Comédia romântica era o gênero favorito dos dois, “10 things i hate about you” passava no telão pela segunda vez àquele ano, Vanessa nunca se cansava de ver Kat e Patrick ficando juntos na cena da tinta, onde dão seu primeiro beijo. Dan preferia quando Kat mostrava os seios ao professor.

A tarde estava terminado, mas uma longa noite estava apenas começando para os dois. Dan havia prometo à sua amiga que depois das longas horas assistindo seu filme favorito, os dois dariam uma volta no parque de diversões da cidade. Pequeno e com brinquedos enferrujados, mas era seu lugar especial para os dois.

Vanessa estava linda. Seus longos e ondulados cabelos castanhos caiam por cima da jaqueta jeans de Dan, duas tranças se encontravam na metade de sua cabeça, unindo-se ali por um elástico preto. Os olhos cor de esmeralda eram contornados por uma maquiagem clara que realçava suas íris, as bochechas salpicadas por sardas estavam rosadas e com duas covinhas, os dentes brancos contornados pelo aparelho roxo estavam à mostra. A calça preta caia de maneira folgada na cintura, a blusa branca de mangas três quartos era de um tecido fino e confortável, transparente. O top preto realçava seus seios.

— Você não cansa desse sapato? – Dan perguntou em meio a risadas.

— Você não cansa dessa calça? – referia-se ao jeans azul marinho desbotado do amigo.

— Espertinha – sua voz perto de Vanessa era doce e sincera. Alinhou seus dedos aos delas, que corou com o toque.

Dan e Vanessa eram amigos desde sempre, vizinhos de apartamento na infância. Os dois cresceram brincando no quintal e subindo em árvores da rua, dormiram na mesma cabana, caíram juntos da bicicleta que descia desfreada pela ladeira, tiveram a primeira intoxicação alimentar por comerem muita pipoca enquanto assistiam Rei Leão. Todos os melhores momentos do garoto foram passados juntos a ela, desde o primeiro beijo na terceira serie, até o baile de formatura do ensino fundamental, Vanessa estava lá.

Dan sempre imaginou crescer e formar uma vida juntos, Vanessa iria ao seu casamento. Sim, estaria lá, tão linda que faria seus amigos morrerem de inveja, seu vestido longo e brilhoso se arrastaria no chão e formaria uma calda, os cabelos ondulados estariam presos por uma trança feita de flores, os olhos cor de esmeralda brilhariam de alegria ao ver o noivo entrar.

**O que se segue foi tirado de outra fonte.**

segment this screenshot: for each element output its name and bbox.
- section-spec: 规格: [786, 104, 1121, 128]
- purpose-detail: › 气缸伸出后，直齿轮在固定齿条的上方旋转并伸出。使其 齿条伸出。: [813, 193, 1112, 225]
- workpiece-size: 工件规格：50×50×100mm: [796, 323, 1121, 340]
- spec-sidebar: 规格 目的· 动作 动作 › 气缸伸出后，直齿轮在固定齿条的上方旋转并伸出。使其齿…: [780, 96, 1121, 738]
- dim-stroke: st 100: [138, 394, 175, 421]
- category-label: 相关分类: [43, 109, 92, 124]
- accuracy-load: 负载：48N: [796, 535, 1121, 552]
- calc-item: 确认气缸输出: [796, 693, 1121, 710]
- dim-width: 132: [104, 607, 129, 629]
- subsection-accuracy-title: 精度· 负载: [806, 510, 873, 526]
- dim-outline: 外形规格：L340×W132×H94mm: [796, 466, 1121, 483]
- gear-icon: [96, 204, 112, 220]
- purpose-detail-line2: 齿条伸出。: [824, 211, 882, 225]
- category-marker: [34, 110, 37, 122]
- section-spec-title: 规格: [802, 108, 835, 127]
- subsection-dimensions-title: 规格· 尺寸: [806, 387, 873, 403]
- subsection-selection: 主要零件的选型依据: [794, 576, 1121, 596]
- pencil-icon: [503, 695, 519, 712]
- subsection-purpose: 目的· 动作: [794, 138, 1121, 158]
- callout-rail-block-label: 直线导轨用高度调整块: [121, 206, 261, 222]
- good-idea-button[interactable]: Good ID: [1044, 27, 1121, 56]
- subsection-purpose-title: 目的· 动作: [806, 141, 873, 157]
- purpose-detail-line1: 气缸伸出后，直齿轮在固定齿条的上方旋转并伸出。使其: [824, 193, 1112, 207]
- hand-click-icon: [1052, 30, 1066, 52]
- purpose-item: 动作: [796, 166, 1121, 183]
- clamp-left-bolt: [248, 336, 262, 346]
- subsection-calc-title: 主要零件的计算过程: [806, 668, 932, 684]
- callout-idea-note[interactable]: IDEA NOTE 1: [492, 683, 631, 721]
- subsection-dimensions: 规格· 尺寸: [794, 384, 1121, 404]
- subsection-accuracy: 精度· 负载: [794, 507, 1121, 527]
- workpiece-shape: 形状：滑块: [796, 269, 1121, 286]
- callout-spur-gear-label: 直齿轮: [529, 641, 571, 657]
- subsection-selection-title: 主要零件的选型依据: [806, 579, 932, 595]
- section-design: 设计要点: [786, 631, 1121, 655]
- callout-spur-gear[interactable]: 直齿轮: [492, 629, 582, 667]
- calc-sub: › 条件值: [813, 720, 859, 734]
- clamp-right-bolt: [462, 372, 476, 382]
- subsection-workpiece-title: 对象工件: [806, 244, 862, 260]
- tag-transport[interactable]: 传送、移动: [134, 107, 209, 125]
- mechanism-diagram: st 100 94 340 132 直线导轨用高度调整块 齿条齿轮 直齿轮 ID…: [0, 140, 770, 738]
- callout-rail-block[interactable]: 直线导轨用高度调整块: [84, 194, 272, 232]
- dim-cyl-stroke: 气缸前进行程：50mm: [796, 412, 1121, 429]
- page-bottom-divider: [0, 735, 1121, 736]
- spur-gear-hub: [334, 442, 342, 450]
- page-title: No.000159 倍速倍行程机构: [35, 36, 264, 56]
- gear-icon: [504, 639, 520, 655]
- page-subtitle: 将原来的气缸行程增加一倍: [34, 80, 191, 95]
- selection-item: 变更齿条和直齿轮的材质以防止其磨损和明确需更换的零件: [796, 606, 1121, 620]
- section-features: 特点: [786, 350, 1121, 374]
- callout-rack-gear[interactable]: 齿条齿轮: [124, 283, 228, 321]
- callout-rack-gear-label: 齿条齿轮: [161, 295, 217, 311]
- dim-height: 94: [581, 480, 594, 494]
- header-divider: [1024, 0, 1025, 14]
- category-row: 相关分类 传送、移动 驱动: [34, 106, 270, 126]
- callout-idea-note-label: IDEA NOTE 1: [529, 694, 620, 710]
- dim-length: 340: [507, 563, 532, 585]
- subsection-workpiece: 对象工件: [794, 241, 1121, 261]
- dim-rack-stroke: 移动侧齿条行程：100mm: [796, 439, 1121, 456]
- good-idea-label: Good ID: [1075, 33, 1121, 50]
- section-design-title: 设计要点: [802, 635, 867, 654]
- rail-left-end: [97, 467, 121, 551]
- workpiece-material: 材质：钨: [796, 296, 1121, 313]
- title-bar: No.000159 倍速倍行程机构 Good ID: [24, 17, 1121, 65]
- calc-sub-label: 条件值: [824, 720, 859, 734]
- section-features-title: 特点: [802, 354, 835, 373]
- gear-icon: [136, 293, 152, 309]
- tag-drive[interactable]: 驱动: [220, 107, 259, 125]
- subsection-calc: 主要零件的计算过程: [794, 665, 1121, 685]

— Montanha-russa? – perguntou à amiga.

— Aquela coisa enferrujada? Não, passo. Roda gigante.

— Ai, credo, é tão chato.

— É cinquenta vezes mais seguro.

— Ah, claro senhorita. Vamos chegar ao topo e esperar o ferro velho emperrar e nos jogar de lá. Espero ter tempo de ver seu crânio espalhado no chão.

— Tão gentil quanto um soco.

— E esse sou eu.

— Vem logo – disse o puxando para a fila, que se resumia em duas crianças e um senhor de meia idade com pouco cabelo e muitos pelos.

 Os dois subiram no brinquedo e se ajeitaram da melhor maneira possível. Vanessa se agarrou a jaqueta na esperança de se aquecer, Dan apoiou seu braço no ombro da amiga e a puxou para perto, sorrindo discretamente. Havia borboletas brincando de amarelinha no seu estômago

— Preciso te contar uma coisa... Na verdade faz certo tempo que eu venho querendo contar – a voz de Dan saia de maneira baixa e diferente das outras vezes que ouvia. Ela achou estranho, um comportamento estranho. Aquilo só podia significar uma coisa.

Segredo, Dan iria contar um segredo. Eles dividiam todos os segredos, mas aparentemente aquele não. As borboletas voltar a brincar, mas desta vez pulavam corda e davam cambalhotas. Tudo se encaixava: filme favorito e parque de diversões. Tudo fazia sentido agora.

Vanessa sorriu, envergonhada. – P-pode falar.

— Você deve ter percebido que eu ando meio estranho ultimamente, bom... – começou. Borboletas botavam fogo no estômago de Vanessa.

— Você é a melhor pessoa para me ajudar com esse meu problema... – a puxou pelo ombro, fazendo a morena ficar de frente para ele, seus olhares se encontraram. Ao longe, uma crina vermelha subiu ao céu e se desmanchou em uma cachoeira de pingos vermelhos. Fogos de artifício. Vanessa esperou a vida toda por aquele momento. Seu estômago não existia mais – Preciso que me ajude a conquistar uma garota.

 — Ah.

Vanessa seria uma linda, uma linda madrinha de casamento.